Below is the abstract for “On Power & the Law: McGirt v. Oklahoma,” available for download on SSRN.
This Essay aims to translate federal Indian law and the success of McGirt in order to demonstrate the broad purchase of these lessons for understanding the relationship between power and law, as well as for theories of legal change more generally. The body of law called federal Indian law is often considered sui generis and banished to a “tiny backwater” because of the counterintuitive nature of the doctrine. Federal Indian law is often viewed as counterintuitive because it does not comport with the general principles of public law. McGirt could be considered yet another instance of its “exceptional” nature. But what if the field only appears counterintuitive because it successfully wields law in defiance of a contrary world view? Perhaps the most valuable lessons of federal Indian law rest in unthinkable moments like McGirt, when the unthinkable becomes not just thought but is affirmed as the law of the land.
These unthinkable moments demonstrate that, rather than treating federal Indian law as sui generis, perhaps it is our presumptions about how public law operates that need to change. For example, social movement theory, like most theories of popular constitutionalism, has been crafted in the shadow of its paradigm case—that is, the civil rights movement that marched on Washington, transfixing the public eye and changing the public mind. In generalizing from this specific case, these theories suggest that advocates must first change the dominant world view to affect enduring legal change. But what if, rather than aiming at the public mind, marginalized groups focused their advocacy strategies on changing the law through formal lawmaking institutions without ever tackling the dominant ideology? What if they exercised their power not to change the broader culture, but to govern their corner of the world? Indian Country has long leveraged law to gain power. Power in this instance is neither voice, nor simply exit. Native advocates use law to carve out jurisdiction and to govern—changing their own daily lives, rather than reforming a recalcitrant nation state. A doctrine that may at first appear as “incoherent” may instead offer an example of a different approach to legal change—and an inarguably successful example, at that. Instead of being “schizophrenic,” as Justice Thomas has labeled the doctrine of federal Indian law, it could provide examples of marginalized groups fighting against dominant power structures—unus multorum rather than sui generis—only, in this case, the marginalized group succeeds in reforming the law without first confronting the dominant ideology.
With sovereignty as its heart and colonialism as its spine, the body of law that governs the relationship between Native nations and the United States known as “federal Indian law” provides legal scholars a case study in a generations-old power movement. The history of Indian Country advocacy teaches that scholars of social and racial justice ought to broaden theorization beyond their paradigm cases to incorporate the social movement strategy, history, and doctrine of Native nations. Rather than “reasoning from race” as did many other social movements of the twentieth century, Native people have charted their own path toward what Native political theorist Vine Deloria considered a “power movement,” as distinct from the rights movements that ultimately shaped the race doctrines.
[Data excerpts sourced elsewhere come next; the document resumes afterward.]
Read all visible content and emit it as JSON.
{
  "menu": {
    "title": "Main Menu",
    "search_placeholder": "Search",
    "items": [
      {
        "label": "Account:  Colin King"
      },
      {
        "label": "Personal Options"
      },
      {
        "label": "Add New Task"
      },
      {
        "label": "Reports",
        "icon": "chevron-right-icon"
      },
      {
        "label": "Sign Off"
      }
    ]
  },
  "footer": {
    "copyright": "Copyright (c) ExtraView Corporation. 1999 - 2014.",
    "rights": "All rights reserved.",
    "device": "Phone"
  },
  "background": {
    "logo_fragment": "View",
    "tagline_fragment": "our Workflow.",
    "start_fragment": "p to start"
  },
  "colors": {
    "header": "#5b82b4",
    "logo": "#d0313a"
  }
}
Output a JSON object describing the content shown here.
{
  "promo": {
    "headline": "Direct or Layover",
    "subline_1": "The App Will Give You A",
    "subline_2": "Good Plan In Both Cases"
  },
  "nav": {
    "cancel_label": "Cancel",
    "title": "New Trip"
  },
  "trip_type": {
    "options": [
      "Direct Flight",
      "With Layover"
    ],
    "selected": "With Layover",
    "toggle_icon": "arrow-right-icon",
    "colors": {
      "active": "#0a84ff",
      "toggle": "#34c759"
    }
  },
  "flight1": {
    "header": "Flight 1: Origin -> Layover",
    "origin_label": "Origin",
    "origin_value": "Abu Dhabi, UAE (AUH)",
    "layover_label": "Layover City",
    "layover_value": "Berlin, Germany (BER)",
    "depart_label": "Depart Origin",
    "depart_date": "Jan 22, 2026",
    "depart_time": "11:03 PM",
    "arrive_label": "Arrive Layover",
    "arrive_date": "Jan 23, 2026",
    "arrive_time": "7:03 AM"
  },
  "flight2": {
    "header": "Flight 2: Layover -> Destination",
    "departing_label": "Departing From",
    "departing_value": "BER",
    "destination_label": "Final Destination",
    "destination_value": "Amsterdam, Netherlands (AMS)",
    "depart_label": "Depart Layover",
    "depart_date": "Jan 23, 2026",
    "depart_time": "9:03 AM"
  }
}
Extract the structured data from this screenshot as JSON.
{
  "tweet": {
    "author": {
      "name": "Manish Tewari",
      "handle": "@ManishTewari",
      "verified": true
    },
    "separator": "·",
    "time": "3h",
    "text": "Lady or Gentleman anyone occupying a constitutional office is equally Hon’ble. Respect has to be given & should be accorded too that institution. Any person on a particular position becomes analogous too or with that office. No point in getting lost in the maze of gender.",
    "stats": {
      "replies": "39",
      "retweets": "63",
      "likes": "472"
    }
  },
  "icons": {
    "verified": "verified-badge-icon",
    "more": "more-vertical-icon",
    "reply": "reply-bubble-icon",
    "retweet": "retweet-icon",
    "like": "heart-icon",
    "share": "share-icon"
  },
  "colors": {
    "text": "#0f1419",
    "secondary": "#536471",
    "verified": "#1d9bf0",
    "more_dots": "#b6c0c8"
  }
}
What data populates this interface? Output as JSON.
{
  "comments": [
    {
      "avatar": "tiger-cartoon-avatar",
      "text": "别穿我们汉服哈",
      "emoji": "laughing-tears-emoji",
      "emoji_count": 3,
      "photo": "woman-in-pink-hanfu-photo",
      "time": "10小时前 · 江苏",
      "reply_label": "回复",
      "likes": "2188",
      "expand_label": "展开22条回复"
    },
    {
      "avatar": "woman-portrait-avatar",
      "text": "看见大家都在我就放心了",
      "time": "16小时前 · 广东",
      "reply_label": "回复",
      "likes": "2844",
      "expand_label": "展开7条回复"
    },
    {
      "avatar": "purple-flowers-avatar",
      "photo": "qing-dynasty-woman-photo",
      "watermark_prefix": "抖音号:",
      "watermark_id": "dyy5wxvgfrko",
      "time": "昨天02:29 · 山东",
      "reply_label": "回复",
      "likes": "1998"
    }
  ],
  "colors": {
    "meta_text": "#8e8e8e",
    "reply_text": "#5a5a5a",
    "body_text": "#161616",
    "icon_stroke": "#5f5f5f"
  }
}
Within this power movement, Native advocates have taken an approach distinct from movements organized around rights. This approach has allowed Native people to leverage the law in order to remedy historical injustice and subordination directly, rather than hope for antisubordination as a result of formal equality and integration. Such antisubordination measures have included the ability to form their own governments and the creation and management of industries that supply social services to members, including health insurance, free electricity, Head Start education, and elder care. These antisubordination measures have even made their way into federal and state governments, including the preferential hiring of Native peoples to staff the portions of the federal government that regulate Indian Country, and preferential placement of Native children within Native families when resolving their custody within the adoption and foster care systems. McGirt, thus, can be understood to vindicate the doctrines shaped by Native advocates.
Federal Indian law generally and McGirt in particular reveal the need to broaden the particular cases from which theories of regulation and legal change are formulated. In particular, they teach that these theories would benefit from the inclusion of the strategies and histories of Native power movements and drawing from these movements a deeper understanding of the social dynamics of power. Federal Indian law demonstrates how law can be harnessed for social change within the context of these power dynamics. Finally, in closing, this Essay offers some advice for Indian Country following McGirt. In particular, it aims to remind advocates to embrace the “unthinkable” nature of federal Indian law and to recognize that its power lies in its ability to change the world before changing minds.